The voices of heroin users

Published October 2004

Partially published in The Guardian, October 2004

In a case that may prove to be a turning point in the treatment of Britain’s blackmarket drug addicts, the General Medical Council is due today to resume its hearing into charges of serious professional misconduct against every prescribing doctor at one of the country’s leading private drugs clinics.

The hearing – the biggest in the history of the GMC – pits hard-liners from the NHS and the Home Office against seven private doctors from the Stapleford Centre, including its founder, Dr Colin Brewer, his recently retired deputy, four full-time doctors and one who no longer works there. If they are found guilty, the clinic which cares for more than 200 addicts in London and Essex, is likely to close. The hearing opened in February but was stalled when Dr Brewer, aged 62, fell ill.

The Guardian has obtained letters from scores of Stapleford patients, written earlier this year as the threat to their clinic became clear. Some are middle-class professionals – company directors, shop owners, a chartered accountant, several journalists – while others were born and remain in poverty. All are long-term addicts. In the noisy debate about drugs, these are the silent voices.

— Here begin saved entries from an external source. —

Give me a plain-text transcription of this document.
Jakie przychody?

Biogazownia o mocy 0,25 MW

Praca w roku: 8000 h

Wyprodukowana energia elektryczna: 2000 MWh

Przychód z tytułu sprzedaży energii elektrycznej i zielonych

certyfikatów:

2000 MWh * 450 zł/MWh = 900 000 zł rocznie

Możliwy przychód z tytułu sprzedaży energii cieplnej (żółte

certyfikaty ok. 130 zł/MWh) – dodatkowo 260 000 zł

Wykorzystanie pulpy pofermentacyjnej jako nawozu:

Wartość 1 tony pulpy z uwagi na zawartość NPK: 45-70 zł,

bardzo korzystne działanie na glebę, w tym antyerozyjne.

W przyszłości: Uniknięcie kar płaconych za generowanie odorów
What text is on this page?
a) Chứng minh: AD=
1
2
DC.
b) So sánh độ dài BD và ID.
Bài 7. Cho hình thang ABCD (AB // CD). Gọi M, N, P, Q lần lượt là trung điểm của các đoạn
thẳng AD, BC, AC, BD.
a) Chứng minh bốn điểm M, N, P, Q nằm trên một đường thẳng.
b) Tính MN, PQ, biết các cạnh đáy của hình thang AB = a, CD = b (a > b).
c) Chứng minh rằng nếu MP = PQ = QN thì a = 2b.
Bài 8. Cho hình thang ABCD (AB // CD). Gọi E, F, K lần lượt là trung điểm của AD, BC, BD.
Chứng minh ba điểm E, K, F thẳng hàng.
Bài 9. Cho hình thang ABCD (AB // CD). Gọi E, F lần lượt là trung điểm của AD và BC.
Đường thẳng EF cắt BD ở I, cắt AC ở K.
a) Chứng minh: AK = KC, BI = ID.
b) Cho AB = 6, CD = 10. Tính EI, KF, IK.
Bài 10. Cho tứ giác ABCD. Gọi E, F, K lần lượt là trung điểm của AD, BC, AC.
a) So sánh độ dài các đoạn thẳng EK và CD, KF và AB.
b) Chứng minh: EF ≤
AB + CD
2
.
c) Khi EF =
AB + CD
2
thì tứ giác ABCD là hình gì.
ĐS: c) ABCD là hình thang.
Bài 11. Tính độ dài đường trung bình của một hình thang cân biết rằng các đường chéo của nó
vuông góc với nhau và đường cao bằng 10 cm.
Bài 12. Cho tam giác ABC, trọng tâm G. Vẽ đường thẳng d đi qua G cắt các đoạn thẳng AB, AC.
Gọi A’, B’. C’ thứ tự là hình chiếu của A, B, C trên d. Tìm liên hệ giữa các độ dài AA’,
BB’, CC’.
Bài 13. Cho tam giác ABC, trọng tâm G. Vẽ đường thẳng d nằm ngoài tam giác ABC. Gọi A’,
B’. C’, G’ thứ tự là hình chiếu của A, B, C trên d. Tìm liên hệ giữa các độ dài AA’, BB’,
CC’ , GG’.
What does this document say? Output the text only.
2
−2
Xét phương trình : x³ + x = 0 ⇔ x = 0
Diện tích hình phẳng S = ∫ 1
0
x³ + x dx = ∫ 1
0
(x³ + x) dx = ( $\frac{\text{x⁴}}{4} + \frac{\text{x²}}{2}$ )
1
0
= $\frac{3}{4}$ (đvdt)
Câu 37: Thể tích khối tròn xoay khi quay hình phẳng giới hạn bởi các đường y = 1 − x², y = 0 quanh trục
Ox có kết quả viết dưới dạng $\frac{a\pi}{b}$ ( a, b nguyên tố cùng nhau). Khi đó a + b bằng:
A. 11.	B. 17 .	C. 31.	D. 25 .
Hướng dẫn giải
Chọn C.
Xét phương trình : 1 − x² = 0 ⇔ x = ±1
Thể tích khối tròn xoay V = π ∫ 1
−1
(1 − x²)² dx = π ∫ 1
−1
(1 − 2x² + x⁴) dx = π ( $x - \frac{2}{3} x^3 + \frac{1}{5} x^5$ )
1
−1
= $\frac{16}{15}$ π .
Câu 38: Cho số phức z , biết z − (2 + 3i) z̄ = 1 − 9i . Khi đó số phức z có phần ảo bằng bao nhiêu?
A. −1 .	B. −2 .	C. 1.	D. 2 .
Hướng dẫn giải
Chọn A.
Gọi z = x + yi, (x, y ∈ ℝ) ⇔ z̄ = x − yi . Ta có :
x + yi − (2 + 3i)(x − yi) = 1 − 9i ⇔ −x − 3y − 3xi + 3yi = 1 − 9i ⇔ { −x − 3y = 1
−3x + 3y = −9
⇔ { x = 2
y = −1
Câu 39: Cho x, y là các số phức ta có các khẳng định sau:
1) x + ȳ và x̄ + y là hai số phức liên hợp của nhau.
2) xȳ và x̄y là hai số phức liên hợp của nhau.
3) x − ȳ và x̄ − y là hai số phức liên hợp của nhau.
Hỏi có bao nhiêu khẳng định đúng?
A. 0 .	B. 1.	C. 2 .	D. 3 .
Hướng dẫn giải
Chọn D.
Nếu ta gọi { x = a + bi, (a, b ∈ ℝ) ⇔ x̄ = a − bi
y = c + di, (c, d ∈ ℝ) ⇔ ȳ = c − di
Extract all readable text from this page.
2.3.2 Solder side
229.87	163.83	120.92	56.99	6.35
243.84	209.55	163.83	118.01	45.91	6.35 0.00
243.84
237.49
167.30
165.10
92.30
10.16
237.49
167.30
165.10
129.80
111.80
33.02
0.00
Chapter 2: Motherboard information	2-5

Here, for once, they speak out – about being forced into crime and prostitution to find money for their drugs, about the harsh and humiliating world of National Health drug clinics, about their extraordinary revival once they finally found specialist private doctors who knew how to care for them and, above all now, about their alarm at the prospect of this care being stolen from them by the GMC, forcing them back into the hazards of the black market. Collectively, these voices are a chorus of condemnation for this government’s drugs strategy. As one veteran heroin user, with a 30-year habit, writes: “There are many injustices in this society, but every now and then, one comes across one so immense, so unfathomable and so wrong that it leaves you gasping.”

A single letter from a man in Essex captures the outline of the story: “I am 49 years old, and for the past 20 years, have been addicted to opiate drugs. I suppose I can only blame myself for this state of affairs and have had to take desperate measures to keep myself from the awful state of withdrawal of drugs.  I have worked hard to support my habit and yes, from time to time, have broken the law to alleviate the terrible suffering with which I have been afflicted. From being a street junky in Amsterdam in the beginning of the 1980s, I have lost all my veins from injecting and suffered every indignity and gone without food, clothing, shelter in order to buy my next fix. I’ve been arrested, jailed, beaten up, stolen from.”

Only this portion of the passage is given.